Os Psychadelic Furs são um grupo britânico que emergiu da cena "punk" em 1977, e já durante o surgimento do "new wave" conseguiu atingir o auge com o álbum "Talk Talk Talk", de 1981, que continha este single, "Pretty in Pink". Cinco anos depois John Hughes realiza um filme com o mesmo nome, com os elementos do "Brat Pack" Molly Ringwald e Andrew McCarthy nos papéis principais, e a banda reedita o single, atingindo então o nº 18 do top do Reino Unido, e entrando no top-100 da Billboard, ficando-se pelo nº 43. Os Furs continuam no activo, mas sem grande notoriedade.
Stan Ridgway é um cantor-instrumentista californiano que ficou célebre por ser o vocalista da banda Wall of Voodoo, do início da década de 80. O projecto teve algum sucesso, nomeadamente graças ao single "Mexican Radio", de 1983, mas durou pouco, com Ridgway a preferir fazer uso da sua voz profunda para enveredar por uma carreira a solo. Do seu primeiro trabalho nessa condição, "The Big Heat", o destaque vai para o single "Camouflage", nº 4 no top-40 do Reino Unido e nº 2 na Irlanda, que conta um episódio estranho - desconhece-se se verídico - que ocorreu durante a Guerra do Vietname. Estranhamente Ridgway, que é muito "cowboy", é mais popular no Reino Unido do que na sua América natal.
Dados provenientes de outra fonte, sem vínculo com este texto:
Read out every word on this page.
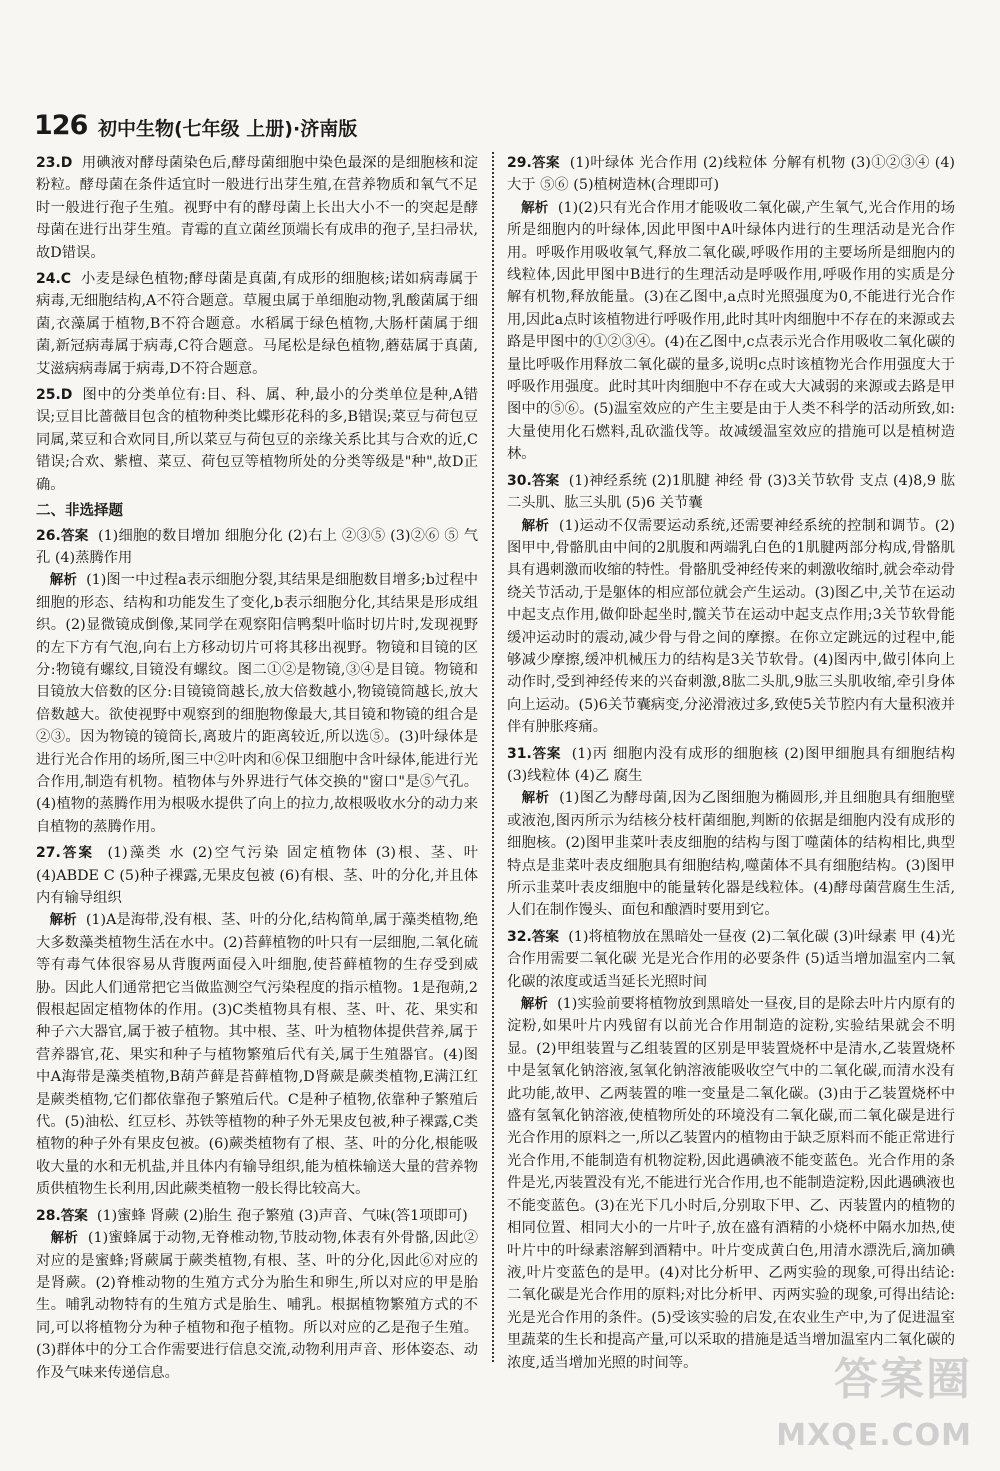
126 初中生物(七年级 上册)·济南版
23.D 用碘液对酵母菌染色后,酵母菌细胞中染色最深的是细胞核和淀粉粒。酵母菌在条件适宜时一般进行出芽生殖,在营养物质和氧气不足时一般进行孢子生殖。视野中有的酵母菌上长出大小不一的突起是酵母菌在进行出芽生殖。青霉的直立菌丝顶端长有成串的孢子,呈扫帚状,故D错误。
24.C 小麦是绿色植物;酵母菌是真菌,有成形的细胞核;诺如病毒属于病毒,无细胞结构,A不符合题意。草履虫属于单细胞动物,乳酸菌属于细菌,衣藻属于植物,B不符合题意。水稻属于绿色植物,大肠杆菌属于细菌,新冠病毒属于病毒,C符合题意。马尾松是绿色植物,蘑菇属于真菌,艾滋病病毒属于病毒,D不符合题意。
25.D 图中的分类单位有:目、科、属、种,最小的分类单位是种,A错误;豆目比蔷薇目包含的植物种类比蝶形花科的多,B错误;菜豆与荷包豆同属,菜豆和合欢同目,所以菜豆与荷包豆的亲缘关系比其与合欢的近,C错误;合欢、紫檀、菜豆、荷包豆等植物所处的分类等级是"种",故D正确。
二、非选择题
26.答案 (1)细胞的数目增加 细胞分化 (2)右上 ②③⑤ (3)②⑥ ⑤ 气孔 (4)蒸腾作用
解析 (1)图一中过程a表示细胞分裂,其结果是细胞数目增多;b过程中细胞的形态、结构和功能发生了变化,b表示细胞分化,其结果是形成组织。(2)显微镜成倒像,某同学在观察阳信鸭梨叶临时切片时,发现视野的左下方有气泡,向右上方移动切片可将其移出视野。物镜和目镜的区分:物镜有螺纹,目镜没有螺纹。图二①②是物镜,③④是目镜。物镜和目镜放大倍数的区分:目镜镜筒越长,放大倍数越小,物镜镜筒越长,放大倍数越大。欲使视野中观察到的细胞物像最大,其目镜和物镜的组合是②③。因为物镜的镜筒长,离玻片的距离较近,所以选⑤。(3)叶绿体是进行光合作用的场所,图三中②叶肉和⑥保卫细胞中含叶绿体,能进行光合作用,制造有机物。植物体与外界进行气体交换的"窗口"是⑤气孔。(4)植物的蒸腾作用为根吸水提供了向上的拉力,故根吸收水分的动力来自植物的蒸腾作用。
27.答案 (1)藻类 水 (2)空气污染 固定植物体 (3)根、茎、叶 (4)ABDE C (5)种子裸露,无果皮包被 (6)有根、茎、叶的分化,并且体内有输导组织
解析 (1)A是海带,没有根、茎、叶的分化,结构简单,属于藻类植物,绝大多数藻类植物生活在水中。(2)苔藓植物的叶只有一层细胞,二氧化硫等有毒气体很容易从背腹两面侵入叶细胞,使苔藓植物的生存受到威胁。因此人们通常把它当做监测空气污染程度的指示植物。1是孢蒴,2假根起固定植物体的作用。(3)C类植物具有根、茎、叶、花、果实和种子六大器官,属于被子植物。其中根、茎、叶为植物体提供营养,属于营养器官,花、果实和种子与植物繁殖后代有关,属于生殖器官。(4)图中A海带是藻类植物,B葫芦藓是苔藓植物,D肾蕨是蕨类植物,E满江红是蕨类植物,它们都依靠孢子繁殖后代。C是种子植物,依靠种子繁殖后代。(5)油松、红豆杉、苏铁等植物的种子外无果皮包被,种子裸露,C类植物的种子外有果皮包被。(6)蕨类植物有了根、茎、叶的分化,根能吸收大量的水和无机盐,并且体内有输导组织,能为植株输送大量的营养物质供植物生长利用,因此蕨类植物一般长得比较高大。
28.答案 (1)蜜蜂 肾蕨 (2)胎生 孢子繁殖 (3)声音、气味(答1项即可)
解析 (1)蜜蜂属于动物,无脊椎动物,节肢动物,体表有外骨骼,因此②对应的是蜜蜂;肾蕨属于蕨类植物,有根、茎、叶的分化,因此⑥对应的是肾蕨。(2)脊椎动物的生殖方式分为胎生和卵生,所以对应的甲是胎生。哺乳动物特有的生殖方式是胎生、哺乳。根据植物繁殖方式的不同,可以将植物分为种子植物和孢子植物。所以对应的乙是孢子生殖。(3)群体中的分工合作需要进行信息交流,动物利用声音、形体姿态、动作及气味来传递信息。
29.答案 (1)叶绿体 光合作用 (2)线粒体 分解有机物 (3)①②③④ (4)大于 ⑤⑥ (5)植树造林(合理即可)
解析 (1)(2)只有光合作用才能吸收二氧化碳,产生氧气,光合作用的场所是细胞内的叶绿体,因此甲图中A叶绿体内进行的生理活动是光合作用。呼吸作用吸收氧气,释放二氧化碳,呼吸作用的主要场所是细胞内的线粒体,因此甲图中B进行的生理活动是呼吸作用,呼吸作用的实质是分解有机物,释放能量。(3)在乙图中,a点时光照强度为0,不能进行光合作用,因此a点时该植物进行呼吸作用,此时其叶肉细胞中不存在的来源或去路是甲图中的①②③④。(4)在乙图中,c点表示光合作用吸收二氧化碳的量比呼吸作用释放二氧化碳的量多,说明c点时该植物光合作用强度大于呼吸作用强度。此时其叶肉细胞中不存在或大大减弱的来源或去路是甲图中的⑤⑥。(5)温室效应的产生主要是由于人类不科学的活动所致,如:大量使用化石燃料,乱砍滥伐等。故减缓温室效应的措施可以是植树造林。
30.答案 (1)神经系统 (2)1肌腱 神经 骨 (3)3关节软骨 支点 (4)8,9 肱二头肌、肱三头肌 (5)6 关节囊
解析 (1)运动不仅需要运动系统,还需要神经系统的控制和调节。(2)图甲中,骨骼肌由中间的2肌腹和两端乳白色的1肌腱两部分构成,骨骼肌具有遇刺激而收缩的特性。骨骼肌受神经传来的刺激收缩时,就会牵动骨绕关节活动,于是躯体的相应部位就会产生运动。(3)图乙中,关节在运动中起支点作用,做仰卧起坐时,髋关节在运动中起支点作用;3关节软骨能缓冲运动时的震动,减少骨与骨之间的摩擦。在你立定跳远的过程中,能够减少摩擦,缓冲机械压力的结构是3关节软骨。(4)图丙中,做引体向上动作时,受到神经传来的兴奋刺激,8肱二头肌,9肱三头肌收缩,牵引身体向上运动。(5)6关节囊病变,分泌滑液过多,致使5关节腔内有大量积液并伴有肿胀疼痛。
31.答案 (1)丙 细胞内没有成形的细胞核 (2)图甲细胞具有细胞结构 (3)线粒体 (4)乙 腐生
解析 (1)图乙为酵母菌,因为乙图细胞为椭圆形,并且细胞具有细胞壁或液泡,图丙所示为结核分枝杆菌细胞,判断的依据是细胞内没有成形的细胞核。(2)图甲韭菜叶表皮细胞的结构与图丁噬菌体的结构相比,典型特点是韭菜叶表皮细胞具有细胞结构,噬菌体不具有细胞结构。(3)图甲所示韭菜叶表皮细胞中的能量转化器是线粒体。(4)酵母菌营腐生生活,人们在制作馒头、面包和酿酒时要用到它。
32.答案 (1)将植物放在黑暗处一昼夜 (2)二氧化碳 (3)叶绿素 甲 (4)光合作用需要二氧化碳 光是光合作用的必要条件 (5)适当增加温室内二氧化碳的浓度或适当延长光照时间
解析 (1)实验前要将植物放到黑暗处一昼夜,目的是除去叶片内原有的淀粉,如果叶片内残留有以前光合作用制造的淀粉,实验结果就会不明显。(2)甲组装置与乙组装置的区别是甲装置烧杯中是清水,乙装置烧杯中是氢氧化钠溶液,氢氧化钠溶液能吸收空气中的二氧化碳,而清水没有此功能,故甲、乙两装置的唯一变量是二氧化碳。(3)由于乙装置烧杯中盛有氢氧化钠溶液,使植物所处的环境没有二氧化碳,而二氧化碳是进行光合作用的原料之一,所以乙装置内的植物由于缺乏原料而不能正常进行光合作用,不能制造有机物淀粉,因此遇碘液不能变蓝色。光合作用的条件是光,丙装置没有光,不能进行光合作用,也不能制造淀粉,因此遇碘液也不能变蓝色。(3)在光下几小时后,分别取下甲、乙、丙装置内的植物的相同位置、相同大小的一片叶子,放在盛有酒精的小烧杯中隔水加热,使叶片中的叶绿素溶解到酒精中。叶片变成黄白色,用清水漂洗后,滴加碘液,叶片变蓝色的是甲。(4)对比分析甲、乙两实验的现象,可得出结论:二氧化碳是光合作用的原料;对比分析甲、丙两实验的现象,可得出结论:光是光合作用的条件。(5)受该实验的启发,在农业生产中,为了促进温室里蔬菜的生长和提高产量,可以采取的措施是适当增加温室内二氧化碳的浓度,适当增加光照的时间等。	答案圈
MXQE.COM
E para acabar em beleza, senhoras e senhores, Samantha Fox! A cantora inglesa que a minha malta daquela altura tratava carinhosamente "Samantha Foda" (por razões óbvias) teve neste "Touch Me (I Want Your Body)" o seu tema de maior sucesso. O single foi nº 3 no Reino Unido e nº 1 em vários países europeus, incluíndo Portugal, claro, e era acompanhado de um vídeo muito sugestivo, que quando passava no Top Disco da RTP, era observado religiosamente pela malta - para podermos entender melhor este fenómeno da "pop" de que éramos ávidos consumidores, entenda-se. Aham. mas já que falamos do vídeo, que tenho aqui a honra de apresentar, reparem nos figurantes usados para a sua realização. A maior parte daqueles miúdos que ali estão a assistir à Samantha a rebolar-se e abanar os marmelos enquanto produz sons de quem se está quase a vir, não devem ter mais de 11 ou 12 anos, quanto mais 18, o que seria recomendável, legalmente falando. Mas pronto, assim aprenderam mais qualquer coisa, o que até não faz mal de todo. A malta que o diga.